Wednesday, May 9, 2012

Fuel And Freight Rates Must Rise Says Sixth Largest Container Shipping Group

NOL Publish Gloomy Q1 Figures with an Honest Appreciation of the Situation
Shipping News Feature

SINGAPORE – WORLDWIDE – It is rare for us to see a financial statement which not only shows a parlous situation but indicates that, unless there is a major change in fuel prices and freight rates improve substantially the outlook remains poor and, when the forecast comes from the world’s sixth biggest container shipping company, one has to admire their candour and appreciate the seriousness of the situation. The first quarter figures from Neptune Orient Lines (NOL)hold very little good news for the industry.

NOL Group, the Singapore-based container shipping company which includes APL and APL Logistics, published Q1 figures today showing a jump in net losses from US$10 million for the period in 2011 up to a massive $254 million this year. The cause was put down purely to the drop off in freight rates due to the now inherent overcapacity which is plaguing the industry plus the rapid rise in fuel prices, figures achieved despite the estimated $100 million in costs saved by the group in the first three months of 2012.

Further savings are the cornerstone of the group strategy to survive its plight and management says it is on track to achieve around $500 million in total by cost cutting measures for this year principally through fuel economising and improved operational costs. NOL is also undertaking an organisational restructuring that it says will result in an additional annual saving of about $70 million from 2013 onwards. The company said that its organisational structure around the world will be streamlined to shorten decision cycles and respond better to market changes and evolving customer needs.

NOL’s supply chain management business, APL Logistics, reported a 7% increase in first quarter revenue to $394 million. Contract Logistics revenue increased 15% due mostly to strong demand for rail and land-based services from automotive customers. APL Logistics’ Core EBIT declined 38% from the first quarter of 2011 due to higher operating and technology costs related to growth initiatives. Core EBIT (Earnings Before Interest and Taxes) in the logistics business was $13 million.

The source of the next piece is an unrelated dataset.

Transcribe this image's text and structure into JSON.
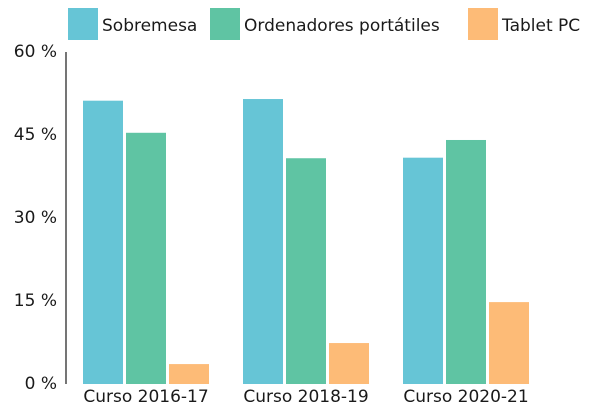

APL Logistics President Jim McAdam said:

“We increased revenue and sustained profitability despite economic uncertainty in key markets.Our emphasis remains on investing for profitable growth.”

APL, NOL’s liner shipping business, reported Q1 revenue of $2 billion, down 4% from a year ago. Revenue per FEU declined 7%, due mostly to the lower rates. Bunker fuel price increased from $523/metric ton in Q1 2011 to $684/metric ton in Q1 this year. APL reduced fuel consumption by 75,000 metric tons even though overall cargo volume increased 4% in the first quarter. APL President Kenneth Glenn commented:

“Rates have been moving up since March, but not yet enough to offset the high cost of fuel. Much more remains to be done to increase rates and manage down expenses.”

The group financial statement said that recent General Rate Increases have resulted in improved freight rates since March. However, the global economic outlook remains uncertain and the container shipping industry continues to face high fuel costs and overcapacity. If conditions for rates and fuel costs do not improve, the Group's financial performance will remain weak. NOL Group CEO Ng Yat Chung added:

“There were positive signs in the first quarter – the freight rate increases in March and growth in the logistics business. But we must continue to aggressively manage our operating costs, and streamline our organisation for greater efficiency.”

Ng Yat Chung took over as CEO from Ron Widdows, a thirty year veteran with NOL, last October when Widdows stepped down three months ahead of his proposed retirement date citing the ‘changing environment’ which both men said they felt would impact upon NOL’s business ‘well beyond the end of 2011’. Widdows was a revered figure at NOL having seen the group bounce back from the 2009 recession and remains Chairman of the World Shipping Council and CEO of  Rickmers Holding & Rickmers-Linie, posts he took on just last month.

N.B. All Dollar rates quoted are US.